Retribution is a 1921 Australian silent film directed by Armand Lionello, who ran a Brisbane acting school. The film was shot in Brisbane and is considered a lost film.

==Plot==
A female detective tries to bust a crime ring operating in the city and in the sapphire mines of Anakie. The gang kill old man "Dawn", the sapphire king, and steal his gems. The detective's sister, a young nurse, is accused of the crime and imprisoned. The detective tries to clear her sister's name. There are two romantic subplots.

==Cast==
- Thorene Adair as Arabelle Redmond
- Thora Galli

==Production==
It was the second entirely locally made Brisbane film, the first being The Raiders. Local buildings featured heavily, including Boggo Road Gaol. It was shot over three months, in between June and August 1921.

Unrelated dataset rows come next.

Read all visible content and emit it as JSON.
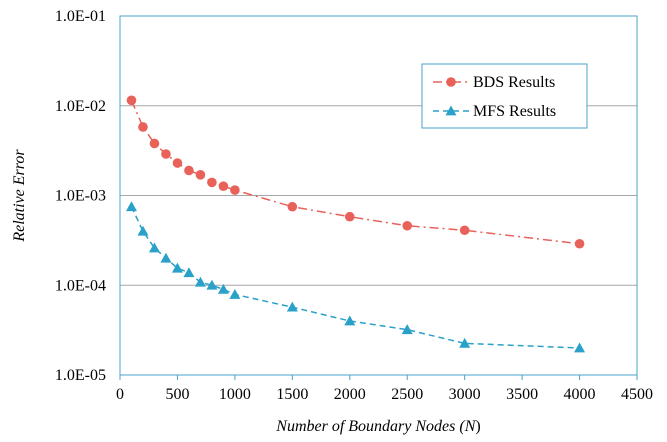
{
  "chart_data": {
    "type": "line",
    "title": "",
    "xlabel_parts": [
      "Number of Boundary Nodes (",
      "N",
      ")"
    ],
    "ylabel": "Relative Error",
    "xlim": [
      0,
      4500
    ],
    "ylim": [
      1e-05,
      0.1
    ],
    "yscale": "log",
    "grid": "horizontal major",
    "legend_position": "top-right",
    "x_ticks": [
      0,
      500,
      1000,
      1500,
      2000,
      2500,
      3000,
      3500,
      4000,
      4500
    ],
    "x_tick_labels": [
      "0",
      "500",
      "1000",
      "1500",
      "2000",
      "2500",
      "3000",
      "3500",
      "4000",
      "4500"
    ],
    "y_ticks": [
      1e-05,
      0.0001,
      0.001,
      0.01,
      0.1
    ],
    "y_tick_labels": [
      "1.0E-05",
      "1.0E-04",
      "1.0E-03",
      "1.0E-02",
      "1.0E-01"
    ],
    "series": [
      {
        "name": "BDS Results",
        "color": "#e8625a",
        "marker": "circle",
        "line_style": "dash-dot",
        "x": [
          100,
          200,
          300,
          400,
          500,
          600,
          700,
          800,
          900,
          1000,
          1500,
          2000,
          2500,
          3000,
          4000
        ],
        "y": [
          0.0115,
          0.0058,
          0.0038,
          0.0029,
          0.0023,
          0.0019,
          0.0017,
          0.0014,
          0.00127,
          0.00115,
          0.00075,
          0.00058,
          0.00046,
          0.00041,
          0.00029
        ]
      },
      {
        "name": "MFS Results",
        "color": "#2aa1c8",
        "marker": "triangle",
        "line_style": "dashed",
        "x": [
          100,
          200,
          300,
          400,
          500,
          600,
          700,
          800,
          900,
          1000,
          1500,
          2000,
          2500,
          3000,
          4000
        ],
        "y": [
          0.00075,
          0.0004,
          0.00026,
          0.0002,
          0.000155,
          0.000138,
          0.000108,
          0.0001,
          9e-05,
          7.9e-05,
          5.7e-05,
          4e-05,
          3.2e-05,
          2.25e-05,
          2e-05
        ]
      }
    ]
  }
}
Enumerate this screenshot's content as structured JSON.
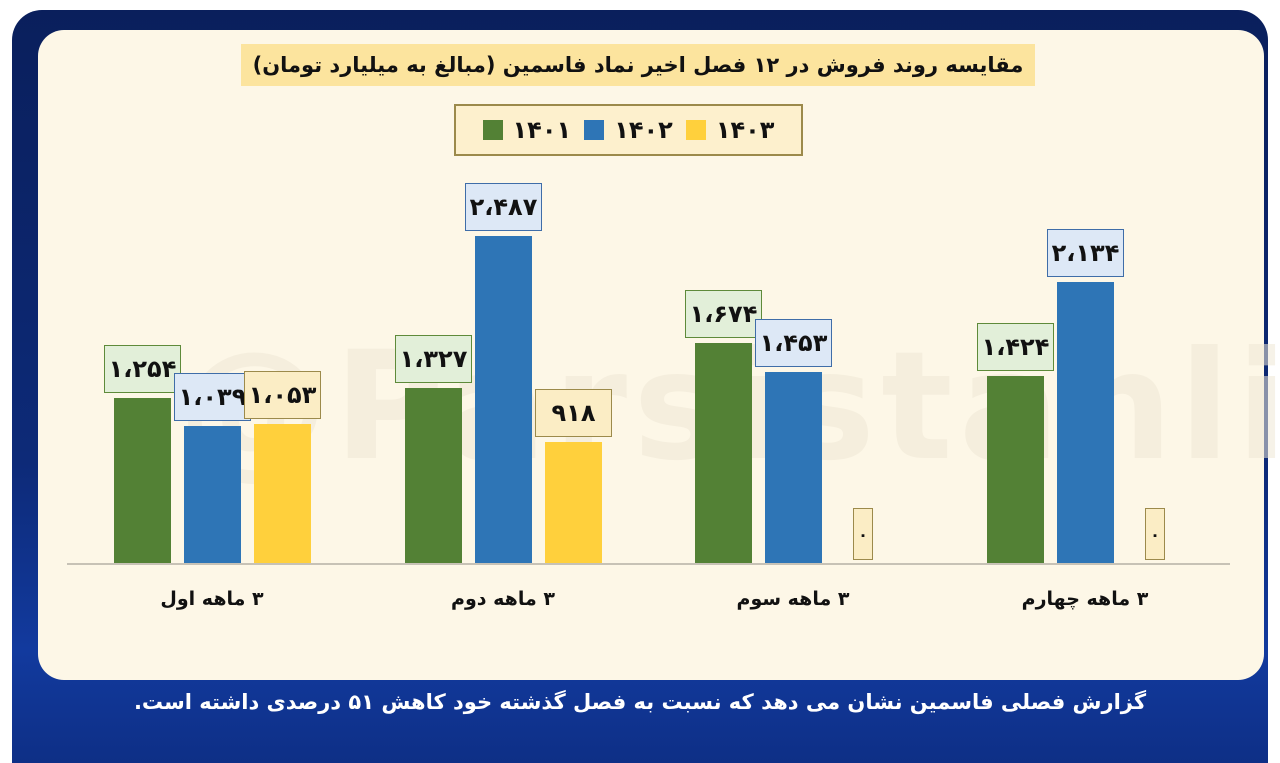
{
  "watermark": "@Parsistahlil",
  "colors": {
    "1401": "#538135",
    "1402": "#2e75b6",
    "1403": "#ffd03c",
    "frame": "#0d2a78",
    "panel": "#fdf7e7",
    "title_bg": "#fce49e"
  },
  "chart_data": {
    "type": "bar",
    "title": "مقایسه روند فروش در ۱۲ فصل اخیر نماد فاسمین (مبالغ به میلیارد تومان)",
    "xlabel": "",
    "ylabel": "",
    "grid": false,
    "legend_position": "top",
    "categories": [
      "۳ ماهه اول",
      "۳ ماهه دوم",
      "۳ ماهه سوم",
      "۳ ماهه چهارم"
    ],
    "series": [
      {
        "name": "۱۴۰۱",
        "values": [
          1254,
          1327,
          1674,
          1424
        ],
        "labels": [
          "۱،۲۵۴",
          "۱،۳۲۷",
          "۱،۶۷۴",
          "۱،۴۲۴"
        ]
      },
      {
        "name": "۱۴۰۲",
        "values": [
          1039,
          2487,
          1453,
          2134
        ],
        "labels": [
          "۱،۰۳۹",
          "۲،۴۸۷",
          "۱،۴۵۳",
          "۲،۱۳۴"
        ]
      },
      {
        "name": "۱۴۰۳",
        "values": [
          1053,
          918,
          0,
          0
        ],
        "labels": [
          "۱،۰۵۳",
          "۹۱۸",
          "۰",
          "۰"
        ]
      }
    ],
    "ylim": [
      0,
      3000
    ]
  },
  "footer": {
    "text": "گزارش فصلی فاسمین نشان می دهد که نسبت به فصل گذشته خود کاهش ۵۱ درصدی داشته است."
  }
}
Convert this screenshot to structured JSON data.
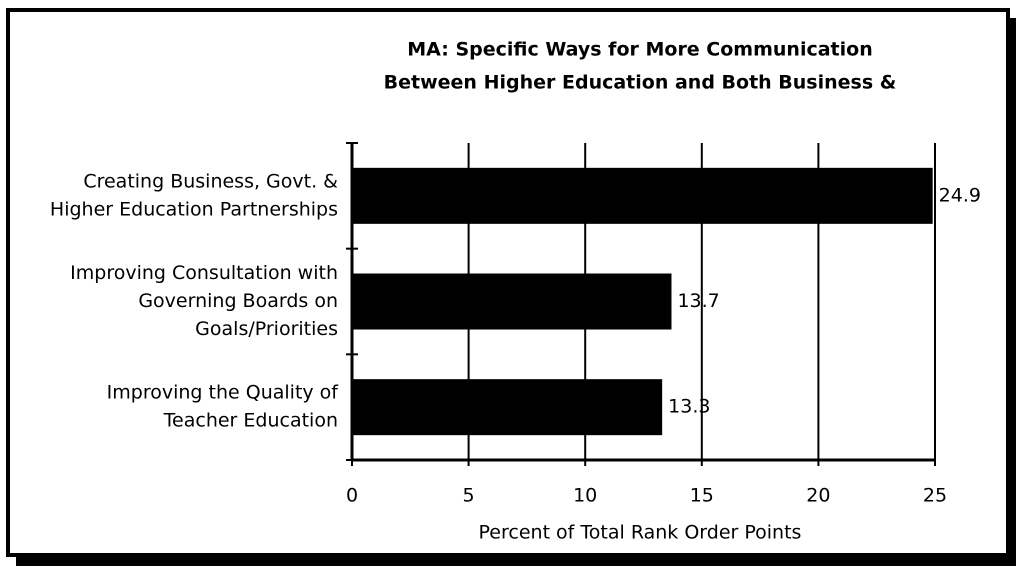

Scenes from the movie were enacted at a recital.

==Reception==
The film was poorly reviewed and seems to have flopped at the box office. The Astrolat Film Company announced plans to make another movie, Whose Baby? but it appears never to have been shot.

Star Thora Galli later sued Astrolat for £200 in unpaid wages. Her husband Leo worked on the movie.